Repeat, the file exists and contains audio since the beginning. I've tryed to debug the Xamarin.Cognitive.BingSpeech (Portable) project also, but I don't really understand where is the problem. I've captured traffic through Fiddler, enabling the sniffing in https, and I can confirm that request exists from my pc. Here is the header of the request (I omit the encoded audio file because is no useful here, but I can see it as well in Fiddler) POST https://speech.platform.bing.com/speech/recognition/interactive/cognitiveservices/v1?language=it-IT&format=simple&profanity=masked HTTP/1.1 Host: speech.platform.bing.com Expect: 100-continue Accept: application/json, text/xml Authorization: Bearer <long code here, omit for simplicity> Content-Type: audio/wav Connection: Keep-Alive Content-Length: 181712

And here is the RAW response HTTP/1.1 200 OK Transfer-Encoding: chunked Content-Type: text/plain X-MSEdge-Ref: Ref A: 7C038930369341C796495FD3A0494EBA Ref B: MRS01EDGE0313 Ref C: 2017-10-29T06:17:20Z Date: Sun, 29 Oct 2017 06:17:20 GMT ` 4c {"RecognitionStatus":"InitialSilenceTimeout","Offset":20000000,"Duration":0} 0`

Do you have any suggestion?
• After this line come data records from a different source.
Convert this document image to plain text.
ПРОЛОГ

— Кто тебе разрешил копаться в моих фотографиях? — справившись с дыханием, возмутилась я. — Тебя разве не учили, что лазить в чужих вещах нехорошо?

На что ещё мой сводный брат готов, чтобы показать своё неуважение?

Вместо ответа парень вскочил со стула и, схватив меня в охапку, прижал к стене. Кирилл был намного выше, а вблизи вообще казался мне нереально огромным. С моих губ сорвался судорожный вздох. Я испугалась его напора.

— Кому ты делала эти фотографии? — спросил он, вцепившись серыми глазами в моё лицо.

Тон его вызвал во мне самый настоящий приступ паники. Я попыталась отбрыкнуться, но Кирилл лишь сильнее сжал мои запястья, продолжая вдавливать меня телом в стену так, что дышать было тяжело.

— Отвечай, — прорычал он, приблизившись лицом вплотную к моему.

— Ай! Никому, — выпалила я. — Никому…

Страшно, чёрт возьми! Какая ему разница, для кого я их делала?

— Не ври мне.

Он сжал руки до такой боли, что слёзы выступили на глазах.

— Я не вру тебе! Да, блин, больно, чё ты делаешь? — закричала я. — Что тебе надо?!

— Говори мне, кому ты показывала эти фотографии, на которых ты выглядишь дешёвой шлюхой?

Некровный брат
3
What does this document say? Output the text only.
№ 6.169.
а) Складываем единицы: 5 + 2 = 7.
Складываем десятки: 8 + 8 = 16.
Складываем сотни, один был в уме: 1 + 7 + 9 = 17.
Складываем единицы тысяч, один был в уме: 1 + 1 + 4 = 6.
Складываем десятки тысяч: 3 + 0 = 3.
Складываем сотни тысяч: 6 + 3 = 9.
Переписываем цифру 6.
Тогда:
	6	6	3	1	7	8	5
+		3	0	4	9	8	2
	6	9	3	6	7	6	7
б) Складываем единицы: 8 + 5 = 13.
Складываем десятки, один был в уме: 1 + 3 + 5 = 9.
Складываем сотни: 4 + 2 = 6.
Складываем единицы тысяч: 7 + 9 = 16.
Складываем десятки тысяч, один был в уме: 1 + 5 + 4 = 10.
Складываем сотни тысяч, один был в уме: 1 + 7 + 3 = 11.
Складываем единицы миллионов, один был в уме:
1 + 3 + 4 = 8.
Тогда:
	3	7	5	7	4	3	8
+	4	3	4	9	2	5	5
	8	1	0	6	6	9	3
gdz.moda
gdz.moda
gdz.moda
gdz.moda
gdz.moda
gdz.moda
Thanks

moonClimber commented 7 years ago

UPDATE I've found here https://docs.microsoft.com/en-us/azure/cognitive-services/speech/troubleshooting in section "The RecognitionStatus in the response is InitialSilenceTimeout" this note:

the audio uses unsupported codec format, which makes the audio data be treated as silence

now I'm going to check the format of the audio file a make some tests.

moonClimber commented 7 years ago

Ouch... shame on me :( II leave this thread because maybe it may be of help to other users. The problem was just related to the volume level of audio. The .wav file actually contained my voice, but it had low audio level. It has been enough just try to speak to higher volume and everything works.